Holocene Global Landuse (HoLa) objectives

Why HoLa?


Adequate incorporation of land cover in global and regional climate models is still one of the major priorities in the climate modeling community. In particular, anthropogenic land cover change (ALCC) is still not successfully implemented in these models. As a result, climate models that try to take anthropogenic land cover into account, either to retrodict the past or predict the future are seriously hampered (Strandberg et al. 2014). The inability of climate models to cope with anthropogenic land cover is due to the fact that the dynamic vegetation models coupled to global climate models (GCMs) or regional climate models (RCMs) simulate climate-induced vegetation (potential natural vegetation) but cannot simulate anthropogenic vegetation or full-scale cultivation.

Thus, scenarios of past anthropogenic land cover change (Klein Goldewijk et al. 2011; Kaplan et al. 2009, as well as others), show large differences (Gaillard et al. 2010). The degree and form of long-term and especially pre-industrial human impact on climate is still a matter of debate, and the effects of anthropogenic burning, deforestation, farming, and other land use practices on global climate via biogeochemical and biogeophysical processes in the past are not yet fully understood. Such understanding is critical, however, for planning solutions and improve descriptions of past anthropogenic land cover change at both regional and global scales are therefore urgently needed.


Objectives


The key objectives of the Holocene Global Landuse IFG are:

  1. To build capacity, both through the continued development of an interdisciplinary research community linking scholars of human history with palaeoecologists and modelers, and through the establishment of new resources for data sharing and collaboration. While palaeoenvironmental data are increasingly being shared and archived (e.g. Neotoma), archaeological and historical data are rarely aggregated, and if so only on a regional scale (e.g. DINAA database), with comparison hampered by differences in data representation.
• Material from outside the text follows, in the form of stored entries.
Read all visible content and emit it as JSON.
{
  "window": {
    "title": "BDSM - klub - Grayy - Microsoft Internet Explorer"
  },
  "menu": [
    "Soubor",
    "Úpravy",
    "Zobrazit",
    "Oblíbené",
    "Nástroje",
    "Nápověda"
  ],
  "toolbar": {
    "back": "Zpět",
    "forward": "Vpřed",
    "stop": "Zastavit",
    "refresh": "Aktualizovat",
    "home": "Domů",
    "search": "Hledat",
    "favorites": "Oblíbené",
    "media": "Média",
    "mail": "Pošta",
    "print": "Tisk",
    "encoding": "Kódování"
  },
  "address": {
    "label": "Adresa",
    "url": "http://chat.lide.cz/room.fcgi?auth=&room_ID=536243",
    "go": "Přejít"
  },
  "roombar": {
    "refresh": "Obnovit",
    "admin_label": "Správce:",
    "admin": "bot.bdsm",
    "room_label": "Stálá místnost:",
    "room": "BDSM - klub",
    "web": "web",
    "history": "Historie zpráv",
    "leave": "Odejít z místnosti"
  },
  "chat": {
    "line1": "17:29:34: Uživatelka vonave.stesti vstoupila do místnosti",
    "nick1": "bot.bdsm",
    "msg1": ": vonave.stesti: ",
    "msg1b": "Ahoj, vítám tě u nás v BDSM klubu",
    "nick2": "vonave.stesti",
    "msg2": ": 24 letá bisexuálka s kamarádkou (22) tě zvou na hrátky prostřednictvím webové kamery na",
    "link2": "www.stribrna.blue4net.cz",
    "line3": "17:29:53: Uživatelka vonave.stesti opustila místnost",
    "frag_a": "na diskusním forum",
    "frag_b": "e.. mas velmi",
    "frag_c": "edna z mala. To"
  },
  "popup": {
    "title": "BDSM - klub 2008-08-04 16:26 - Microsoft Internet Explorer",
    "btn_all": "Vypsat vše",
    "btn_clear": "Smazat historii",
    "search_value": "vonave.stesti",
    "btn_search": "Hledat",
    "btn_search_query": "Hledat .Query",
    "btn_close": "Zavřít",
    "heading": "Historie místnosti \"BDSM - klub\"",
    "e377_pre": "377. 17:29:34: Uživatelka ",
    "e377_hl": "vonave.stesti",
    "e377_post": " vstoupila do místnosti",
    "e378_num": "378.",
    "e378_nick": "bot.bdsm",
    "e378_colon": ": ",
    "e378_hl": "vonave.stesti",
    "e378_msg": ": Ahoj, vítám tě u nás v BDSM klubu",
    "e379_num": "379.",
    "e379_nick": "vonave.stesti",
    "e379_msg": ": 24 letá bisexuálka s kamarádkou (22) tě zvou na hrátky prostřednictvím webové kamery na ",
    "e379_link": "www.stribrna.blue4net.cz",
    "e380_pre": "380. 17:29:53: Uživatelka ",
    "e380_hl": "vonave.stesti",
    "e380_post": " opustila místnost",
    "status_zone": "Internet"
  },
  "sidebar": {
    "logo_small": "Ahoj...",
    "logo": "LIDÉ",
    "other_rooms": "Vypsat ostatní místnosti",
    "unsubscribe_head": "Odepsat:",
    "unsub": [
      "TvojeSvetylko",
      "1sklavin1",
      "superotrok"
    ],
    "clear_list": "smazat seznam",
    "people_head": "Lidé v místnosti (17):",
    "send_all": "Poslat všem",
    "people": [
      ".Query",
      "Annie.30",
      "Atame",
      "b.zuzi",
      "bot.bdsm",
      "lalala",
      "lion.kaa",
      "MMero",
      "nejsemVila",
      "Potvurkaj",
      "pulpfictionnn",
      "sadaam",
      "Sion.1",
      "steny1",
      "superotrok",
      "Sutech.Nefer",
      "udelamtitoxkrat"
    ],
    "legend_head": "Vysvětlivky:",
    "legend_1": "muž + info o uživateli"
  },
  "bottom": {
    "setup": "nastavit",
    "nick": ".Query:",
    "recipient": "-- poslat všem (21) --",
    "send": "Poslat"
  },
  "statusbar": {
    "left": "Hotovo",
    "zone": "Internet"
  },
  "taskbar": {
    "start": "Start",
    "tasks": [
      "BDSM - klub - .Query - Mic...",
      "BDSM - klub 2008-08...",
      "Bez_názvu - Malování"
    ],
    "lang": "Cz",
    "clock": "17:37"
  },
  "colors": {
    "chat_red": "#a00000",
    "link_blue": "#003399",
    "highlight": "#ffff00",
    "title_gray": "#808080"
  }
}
A further issue HoLa is to approach the accessibility of “grey data” currently being held in unpublished reports.
  2. To develop data procedures and global database, formed through linked continental-scale databases and a bottom up approach to enable the collection of data from a wide network of collaborators. The dataset classifications and variables are designed in consultation with climate modelers to specifically address their concerns (evidence of burning, tillage, wood harvest, stock-raising, artificial wetlands etc.), though the databases will also have broader applications.
  3. To develop new INQUA-funded projects. This is already happening with the Mapping pre-Columbian land use in Amazonia (part one and part two) by U Lombardo and the South Asia pilot currently under development by A Bauer, K Morrison and M Madella.
  4. To support novel collaborations in which 1) ALCC modelers and others work to improve model parameters and assumption, and 2) which integrate historical land use data with land cover data, carbon cycles, methane levels, and other topics of interest.